Batedores turbulentos da alienada irascível, os bandos de ociosos tomavam-lhe a frente, atiravam-lhe pedras, em uma algazarra seguida e infernal.
A Forte-Lida residia em Matacavalos; era viúva, tinha alguma coisa de seu, e andava às vezes acompanhada de uma escrava sustida por uma corda ao pescoço.
De estatura acima da mediana, magra, trigueira, bexigosa, de cabelos grisalhos, parecia não ter mais de quarenta e poucos anos, quando a conhecemos.
O seu trajar, ainda mais do que a sua fisionomia, revelava um estado mental em desordem, ou antes a perda absoluta da razão.
Vestia saia de cores vivas, camisa entremeada de rendas, pendia-lhe da cinta uma enorme rosca e uma grande chave, jamais esquecendo a vara de marmelo com que se defendia dos moleques.
À tiracolo, como as pretas baianas, desdobrava um xale encarnado, do qual lhe proveio o segundo apelido de Manta de Fogo.

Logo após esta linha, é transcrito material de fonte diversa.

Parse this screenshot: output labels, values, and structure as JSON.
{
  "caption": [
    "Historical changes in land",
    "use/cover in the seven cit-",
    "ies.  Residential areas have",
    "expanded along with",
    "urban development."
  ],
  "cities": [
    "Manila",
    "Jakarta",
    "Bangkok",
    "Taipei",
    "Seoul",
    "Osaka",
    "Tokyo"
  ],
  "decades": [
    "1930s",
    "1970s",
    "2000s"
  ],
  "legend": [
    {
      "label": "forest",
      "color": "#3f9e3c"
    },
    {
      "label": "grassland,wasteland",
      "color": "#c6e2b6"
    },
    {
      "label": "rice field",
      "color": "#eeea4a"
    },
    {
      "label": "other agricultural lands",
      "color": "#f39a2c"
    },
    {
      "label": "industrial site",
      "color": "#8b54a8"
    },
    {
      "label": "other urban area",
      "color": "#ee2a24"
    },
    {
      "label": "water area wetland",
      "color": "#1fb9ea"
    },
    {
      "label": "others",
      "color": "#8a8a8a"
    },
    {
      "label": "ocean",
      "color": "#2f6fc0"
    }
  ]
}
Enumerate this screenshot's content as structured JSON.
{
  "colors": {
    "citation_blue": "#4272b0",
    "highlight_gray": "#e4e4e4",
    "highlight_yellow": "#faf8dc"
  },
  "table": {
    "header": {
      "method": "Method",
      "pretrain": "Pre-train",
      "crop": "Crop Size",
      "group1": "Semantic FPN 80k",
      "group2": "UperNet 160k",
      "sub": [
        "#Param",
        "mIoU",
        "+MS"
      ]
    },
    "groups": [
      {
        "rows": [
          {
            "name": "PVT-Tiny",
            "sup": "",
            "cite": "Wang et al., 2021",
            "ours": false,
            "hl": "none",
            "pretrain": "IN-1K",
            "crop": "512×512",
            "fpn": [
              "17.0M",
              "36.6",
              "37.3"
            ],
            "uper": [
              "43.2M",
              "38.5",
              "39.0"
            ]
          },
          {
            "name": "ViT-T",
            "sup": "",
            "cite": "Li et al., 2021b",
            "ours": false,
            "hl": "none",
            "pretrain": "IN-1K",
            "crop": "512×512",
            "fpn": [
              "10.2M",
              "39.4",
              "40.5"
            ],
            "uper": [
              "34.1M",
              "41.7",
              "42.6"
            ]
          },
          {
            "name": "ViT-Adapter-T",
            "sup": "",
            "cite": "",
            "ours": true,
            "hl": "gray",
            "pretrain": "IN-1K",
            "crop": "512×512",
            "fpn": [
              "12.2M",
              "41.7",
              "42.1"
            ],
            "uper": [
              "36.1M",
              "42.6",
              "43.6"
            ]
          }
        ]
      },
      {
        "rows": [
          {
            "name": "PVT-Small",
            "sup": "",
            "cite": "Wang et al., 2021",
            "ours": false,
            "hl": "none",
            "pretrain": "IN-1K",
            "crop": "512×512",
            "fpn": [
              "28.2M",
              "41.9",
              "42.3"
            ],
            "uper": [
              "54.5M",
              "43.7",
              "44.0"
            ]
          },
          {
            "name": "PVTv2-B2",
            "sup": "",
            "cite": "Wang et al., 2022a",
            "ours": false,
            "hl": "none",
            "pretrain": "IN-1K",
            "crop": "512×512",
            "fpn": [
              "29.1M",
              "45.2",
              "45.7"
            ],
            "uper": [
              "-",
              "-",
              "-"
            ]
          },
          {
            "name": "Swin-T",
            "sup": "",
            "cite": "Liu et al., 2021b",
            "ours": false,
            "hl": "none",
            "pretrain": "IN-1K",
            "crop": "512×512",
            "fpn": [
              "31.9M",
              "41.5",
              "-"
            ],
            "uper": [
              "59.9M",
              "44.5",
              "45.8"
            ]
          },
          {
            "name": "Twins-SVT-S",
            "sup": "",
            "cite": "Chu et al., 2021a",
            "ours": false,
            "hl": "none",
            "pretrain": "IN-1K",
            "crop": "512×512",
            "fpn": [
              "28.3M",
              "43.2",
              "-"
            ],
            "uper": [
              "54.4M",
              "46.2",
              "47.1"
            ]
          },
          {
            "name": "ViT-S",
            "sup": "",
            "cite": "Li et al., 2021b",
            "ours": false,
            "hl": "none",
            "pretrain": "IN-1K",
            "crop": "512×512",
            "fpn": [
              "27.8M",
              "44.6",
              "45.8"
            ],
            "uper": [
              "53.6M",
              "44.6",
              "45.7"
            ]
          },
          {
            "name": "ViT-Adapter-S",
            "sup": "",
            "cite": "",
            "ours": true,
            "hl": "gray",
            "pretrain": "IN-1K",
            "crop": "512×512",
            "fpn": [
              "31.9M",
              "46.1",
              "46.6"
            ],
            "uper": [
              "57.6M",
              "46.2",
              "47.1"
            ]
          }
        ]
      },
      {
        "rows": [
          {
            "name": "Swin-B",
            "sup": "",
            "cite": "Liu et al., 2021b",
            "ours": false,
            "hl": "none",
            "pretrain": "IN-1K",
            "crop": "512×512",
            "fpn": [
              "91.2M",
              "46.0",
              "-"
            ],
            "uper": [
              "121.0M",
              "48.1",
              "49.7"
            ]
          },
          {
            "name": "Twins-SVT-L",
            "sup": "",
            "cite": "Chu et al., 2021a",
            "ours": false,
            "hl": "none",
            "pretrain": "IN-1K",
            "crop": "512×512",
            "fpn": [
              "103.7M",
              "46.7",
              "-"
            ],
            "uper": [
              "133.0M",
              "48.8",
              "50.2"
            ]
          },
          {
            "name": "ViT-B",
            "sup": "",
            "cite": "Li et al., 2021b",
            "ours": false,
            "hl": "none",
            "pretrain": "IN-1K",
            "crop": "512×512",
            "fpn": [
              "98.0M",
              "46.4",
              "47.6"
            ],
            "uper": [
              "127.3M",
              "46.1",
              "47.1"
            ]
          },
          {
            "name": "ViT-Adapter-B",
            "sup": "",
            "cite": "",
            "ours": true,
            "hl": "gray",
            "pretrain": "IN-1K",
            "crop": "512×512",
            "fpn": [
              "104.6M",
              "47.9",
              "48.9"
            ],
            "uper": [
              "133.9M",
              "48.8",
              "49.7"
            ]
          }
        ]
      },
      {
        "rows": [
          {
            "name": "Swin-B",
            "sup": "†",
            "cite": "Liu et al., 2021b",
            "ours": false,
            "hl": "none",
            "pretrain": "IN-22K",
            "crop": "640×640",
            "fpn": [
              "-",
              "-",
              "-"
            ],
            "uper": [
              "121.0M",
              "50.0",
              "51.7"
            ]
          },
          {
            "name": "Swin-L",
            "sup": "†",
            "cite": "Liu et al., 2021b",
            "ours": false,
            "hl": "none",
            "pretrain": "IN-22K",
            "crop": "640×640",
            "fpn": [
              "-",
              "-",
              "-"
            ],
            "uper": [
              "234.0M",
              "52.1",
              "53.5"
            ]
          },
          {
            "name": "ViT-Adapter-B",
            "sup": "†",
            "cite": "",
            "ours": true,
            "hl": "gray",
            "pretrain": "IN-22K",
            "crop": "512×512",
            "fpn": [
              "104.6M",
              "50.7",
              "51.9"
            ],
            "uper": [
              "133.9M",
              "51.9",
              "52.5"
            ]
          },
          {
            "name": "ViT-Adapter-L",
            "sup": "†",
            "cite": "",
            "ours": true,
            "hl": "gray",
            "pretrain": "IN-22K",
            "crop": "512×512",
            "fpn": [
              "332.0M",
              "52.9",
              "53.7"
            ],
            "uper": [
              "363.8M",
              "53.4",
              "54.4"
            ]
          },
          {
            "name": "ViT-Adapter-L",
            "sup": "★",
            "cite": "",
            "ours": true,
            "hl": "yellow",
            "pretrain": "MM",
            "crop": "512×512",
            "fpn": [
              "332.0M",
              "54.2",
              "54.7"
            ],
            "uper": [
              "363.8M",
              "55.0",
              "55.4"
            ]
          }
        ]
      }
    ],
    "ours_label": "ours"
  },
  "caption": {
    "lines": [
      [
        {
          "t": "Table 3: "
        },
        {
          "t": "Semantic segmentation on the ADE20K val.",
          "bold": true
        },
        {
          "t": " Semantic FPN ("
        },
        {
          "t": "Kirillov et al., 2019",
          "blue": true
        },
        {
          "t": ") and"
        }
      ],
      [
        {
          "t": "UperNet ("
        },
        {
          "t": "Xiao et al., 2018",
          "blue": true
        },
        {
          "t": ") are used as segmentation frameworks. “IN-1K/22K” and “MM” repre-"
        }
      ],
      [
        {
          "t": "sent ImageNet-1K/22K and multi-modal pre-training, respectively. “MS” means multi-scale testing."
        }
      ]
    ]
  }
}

Todos os meses, impreterivelmente ao meio-dia, a Forte-Lida apresentava-se no Tesouro, onde recebia uma pensão que lhe deixara o marido.
O mais do tempo gastava ela em percorrer os cartórios, a fim de saber de uma demanda na qual se achava envolvida.
Nesses ocasiões, a molecada a precedia e seguia, correndo, saltando, gritando: — Ó Forte-Lida! Ó Manta de Fogo!...
E a pobre louca esbravejava, descompunha, tangia a vara, queixando-se repetidas vezes aos pedestres, aos inspetores de quarteirão e até aos ministros de Estado.
A Forte-Lida, ao que supomos, morreu muito depois da Guerra do Paraguai.